As soon as you hit the done button, you should see the two paths reflect in the outlook of the switch node, as it will now have two junctions at the output.
Next, we need to bring in a “change” node. The change node will be used to set the state of the LED based on the result of the argument node.
We will be using two of the change nodes. The payload of the first one will be set to 0 as shown in the image below and the payload of the second one set to one. Click done after editing properties for both.
To better explain, remember we used the pull-up resistor? Thus, when the button has not been pressed, the output at that pin will be HIGH(1), which means if we pass it through the switch node, The LED will be “on”, since this should not be so, we will use the “change” node to set it as LOW(0). The second “change” node is used to set the value to one such that when anything other than the HIGH state of GPIO pin 4 is detected, it should turn the LED “on” as this will mean the pushbutton has been pressed. Connect the change nodes and the rest of the nodes together as shown in the image below.

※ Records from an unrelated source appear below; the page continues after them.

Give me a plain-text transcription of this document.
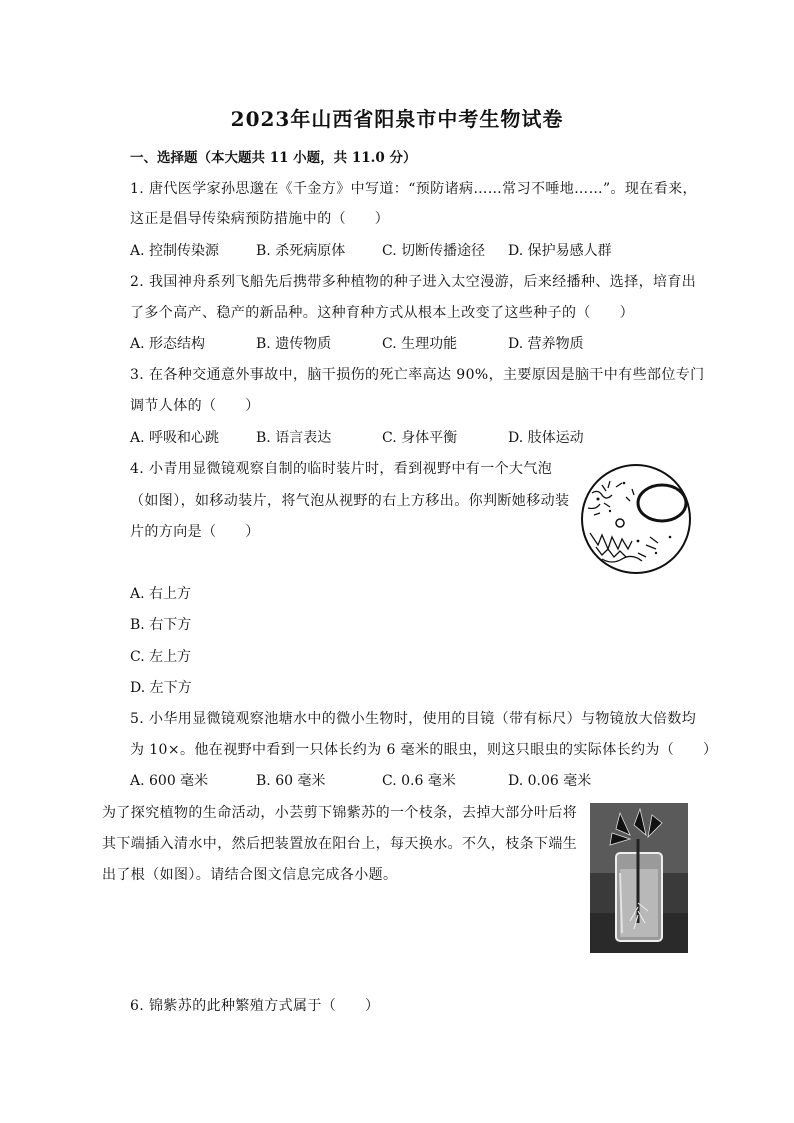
2023年山西省阳泉市中考生物试卷
一、选择题（本大题共 11 小题，共 11.0 分）
1. 唐代医学家孙思邈在《千金方》中写道：“预防诸病……常习不唾地……”。现在看来，
这正是倡导传染病预防措施中的（　　）
A. 控制传染源	B. 杀死病原体	C. 切断传播途径 D. 保护易感人群
2. 我国神舟系列飞船先后携带多种植物的种子进入太空漫游，后来经播种、选择，培育出
了多个高产、稳产的新品种。这种育种方式从根本上改变了这些种子的（　　）
A. 形态结构	B. 遗传物质	C. 生理功能	D. 营养物质
3. 在各种交通意外事故中，脑干损伤的死亡率高达 90%，主要原因是脑干中有些部位专门
调节人体的（　　）
A. 呼吸和心跳	B. 语言表达	C. 身体平衡	D. 肢体运动
4. 小青用显微镜观察自制的临时装片时，看到视野中有一个大气泡
（如图），如移动装片，将气泡从视野的右上方移出。你判断她移动装
片的方向是（　　）
A. 右上方
B. 右下方
C. 左上方
D. 左下方
5. 小华用显微镜观察池塘水中的微小生物时，使用的目镜（带有标尺）与物镜放大倍数均
为 10×。他在视野中看到一只体长约为 6 毫米的眼虫，则这只眼虫的实际体长约为（　　）
A. 600 毫米	B. 60 毫米	C. 0.6 毫米	D. 0.06 毫米
为了探究植物的生命活动，小芸剪下锦紫苏的一个枝条，去掉大部分叶后将
其下端插入清水中，然后把装置放在阳台上，每天换水。不久，枝条下端生
出了根（如图）。请结合图文信息完成各小题。
6. 锦紫苏的此种繁殖方式属于（　　）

With this done, we are now ready to deploy the project. Go over the connection to ensure everything is as it should be, then click the deploy button. As usual, if successful you should see the deploy successful popup and now be able to control the led using the switch.
While the Node-Red makes it easy and fast to prototype your build without worrying about the code, it may not actually be the best fit, especially for experienced developers who will want flexibility and control over the program. Nevertheless, it’s a great tool that allows you prototype builds in minutes.